I think of Delillo often as I write Sebastian & Frederick, my first serious foray into male protagonists. Other writers who accompany me on this journey–hovering quietly–include James Salter, Hemingway, EL Doctorow, Cormac McCarthy, and Denis Johnson. The greatest difference I am sensing in writing male characters is precisely that they are less known to themselves than my female characters have been. They seem to do more than they reflect. Or it takes more action to lead them to reflection.

This fall I will teach a course called “True Fiction,” focusing on writing autobiographical fiction. I am nervous about it. Initially, I pitched a class exploring the opposite — writing characters who are distinctly not ourselves, set in worlds which our far from our own. My experience with beginning writers (including myself) is that much better writing comes from the latter than the former. My college students did a first-person exercise in which they recalled a childhood memory from the perspective of a character of different gender, race, or culture. The level of writing instantly shot up a notch.

We settled on “True Fiction” because — get ready — it seemed more “marketable.” So many people are already writing fictionalized memoir, we projected we’d more likely get full enrollment. My fear is that it will turn into writing-class-as-therapy, which can produce bad, lazy writing. My intention is to assign exercises like the one my college students did (variations on their own characters, perhaps) as a way of emphasizing that one must use the imaginative muscles just as much, if not more, when writing autobiographically-based fiction.

I don’t go to readings as much as I used to, partially because they started to seem very formulaic, and the writers seemed to hate being there. Invariably, the audience would try to get the writer to “admit” that the novel was really a veiled memoir. “How much of this is autobiographical?” someone would always ask. “How much of Gustave/Jill/Sammy is really you?”

The best answer I ever heard was from the novelist Chang-rae Lee who said, “All of it. And none of it.”
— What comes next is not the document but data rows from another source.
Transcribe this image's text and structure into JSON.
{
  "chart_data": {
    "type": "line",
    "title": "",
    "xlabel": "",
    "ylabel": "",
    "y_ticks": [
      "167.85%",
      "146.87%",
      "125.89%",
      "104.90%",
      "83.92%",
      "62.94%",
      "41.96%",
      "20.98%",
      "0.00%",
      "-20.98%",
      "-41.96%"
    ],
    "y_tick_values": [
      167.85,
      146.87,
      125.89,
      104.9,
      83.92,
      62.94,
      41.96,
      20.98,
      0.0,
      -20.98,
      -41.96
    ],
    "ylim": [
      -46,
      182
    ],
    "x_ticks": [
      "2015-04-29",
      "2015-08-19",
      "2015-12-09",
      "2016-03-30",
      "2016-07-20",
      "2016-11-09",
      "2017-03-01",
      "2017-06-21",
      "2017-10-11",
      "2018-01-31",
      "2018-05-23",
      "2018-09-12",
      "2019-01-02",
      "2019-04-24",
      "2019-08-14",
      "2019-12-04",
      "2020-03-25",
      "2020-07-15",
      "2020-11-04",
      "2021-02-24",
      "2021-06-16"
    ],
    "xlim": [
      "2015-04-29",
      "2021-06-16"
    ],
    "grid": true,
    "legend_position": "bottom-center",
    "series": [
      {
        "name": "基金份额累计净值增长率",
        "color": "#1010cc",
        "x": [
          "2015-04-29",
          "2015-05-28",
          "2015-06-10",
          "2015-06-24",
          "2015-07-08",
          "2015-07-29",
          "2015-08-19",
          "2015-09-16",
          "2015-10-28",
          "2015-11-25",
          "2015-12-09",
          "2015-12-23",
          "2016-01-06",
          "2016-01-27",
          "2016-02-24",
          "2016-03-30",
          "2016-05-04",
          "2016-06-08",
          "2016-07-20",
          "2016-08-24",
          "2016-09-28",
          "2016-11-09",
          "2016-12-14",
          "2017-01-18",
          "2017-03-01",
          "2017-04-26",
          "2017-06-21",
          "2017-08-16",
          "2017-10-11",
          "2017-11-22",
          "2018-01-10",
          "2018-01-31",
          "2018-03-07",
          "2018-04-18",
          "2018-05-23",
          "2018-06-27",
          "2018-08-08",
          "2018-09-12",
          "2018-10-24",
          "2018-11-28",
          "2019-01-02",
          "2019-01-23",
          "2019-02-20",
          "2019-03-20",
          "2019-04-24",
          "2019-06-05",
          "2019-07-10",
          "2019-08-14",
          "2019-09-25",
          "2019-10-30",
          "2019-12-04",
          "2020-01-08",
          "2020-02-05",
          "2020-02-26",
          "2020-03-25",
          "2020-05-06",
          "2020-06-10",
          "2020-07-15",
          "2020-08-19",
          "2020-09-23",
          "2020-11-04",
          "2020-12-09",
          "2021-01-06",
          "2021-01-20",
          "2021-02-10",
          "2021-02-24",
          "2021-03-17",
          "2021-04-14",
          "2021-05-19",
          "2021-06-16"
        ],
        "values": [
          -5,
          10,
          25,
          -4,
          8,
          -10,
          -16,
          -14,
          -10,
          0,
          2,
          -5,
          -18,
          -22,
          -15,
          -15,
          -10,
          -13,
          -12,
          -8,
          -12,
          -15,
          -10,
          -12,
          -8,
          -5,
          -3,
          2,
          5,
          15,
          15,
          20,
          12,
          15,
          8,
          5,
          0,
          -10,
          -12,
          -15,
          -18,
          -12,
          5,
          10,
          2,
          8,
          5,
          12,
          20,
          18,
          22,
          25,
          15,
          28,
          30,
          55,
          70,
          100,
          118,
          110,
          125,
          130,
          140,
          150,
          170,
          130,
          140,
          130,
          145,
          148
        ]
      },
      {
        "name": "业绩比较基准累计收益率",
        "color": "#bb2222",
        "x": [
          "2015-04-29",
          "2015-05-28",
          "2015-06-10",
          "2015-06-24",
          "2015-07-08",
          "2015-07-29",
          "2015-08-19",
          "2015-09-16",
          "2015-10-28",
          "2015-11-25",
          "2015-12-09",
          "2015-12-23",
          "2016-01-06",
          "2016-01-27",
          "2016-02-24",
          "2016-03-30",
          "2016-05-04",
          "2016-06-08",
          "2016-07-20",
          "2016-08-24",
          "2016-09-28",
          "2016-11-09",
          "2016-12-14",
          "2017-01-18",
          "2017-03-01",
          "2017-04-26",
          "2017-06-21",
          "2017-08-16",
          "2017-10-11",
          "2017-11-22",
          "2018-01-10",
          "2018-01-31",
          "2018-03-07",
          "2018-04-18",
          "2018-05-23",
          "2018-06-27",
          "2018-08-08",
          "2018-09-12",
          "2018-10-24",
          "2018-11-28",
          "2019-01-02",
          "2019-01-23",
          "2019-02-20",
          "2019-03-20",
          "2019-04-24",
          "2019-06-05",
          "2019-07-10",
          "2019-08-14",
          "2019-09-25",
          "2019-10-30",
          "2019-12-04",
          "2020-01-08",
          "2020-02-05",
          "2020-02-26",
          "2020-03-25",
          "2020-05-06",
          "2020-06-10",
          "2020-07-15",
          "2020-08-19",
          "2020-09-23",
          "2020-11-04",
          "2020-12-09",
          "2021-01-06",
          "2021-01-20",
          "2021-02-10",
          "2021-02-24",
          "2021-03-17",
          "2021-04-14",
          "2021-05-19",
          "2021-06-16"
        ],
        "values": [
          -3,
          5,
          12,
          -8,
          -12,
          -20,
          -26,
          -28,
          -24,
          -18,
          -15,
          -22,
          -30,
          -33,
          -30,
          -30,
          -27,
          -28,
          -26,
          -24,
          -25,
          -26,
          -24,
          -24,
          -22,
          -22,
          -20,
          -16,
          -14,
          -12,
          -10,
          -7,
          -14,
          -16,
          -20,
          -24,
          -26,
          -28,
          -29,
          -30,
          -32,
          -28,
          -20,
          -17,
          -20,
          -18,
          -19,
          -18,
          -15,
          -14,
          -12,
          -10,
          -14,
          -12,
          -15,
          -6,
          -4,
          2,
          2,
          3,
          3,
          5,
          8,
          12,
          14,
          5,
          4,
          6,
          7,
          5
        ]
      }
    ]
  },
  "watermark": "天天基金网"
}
I’m pitching a class at a different school called “Writing Self / Writing Other.” Here’s my pitch blurb:

How do we write compelling fiction based on our lives and true experiences? And how do we write characters who are vastly different from us? In this course we will see how these two seemingly opposite approaches to fiction are in fact closely related and can fruitfully inform one another.

You’ll be the first to know if it flies.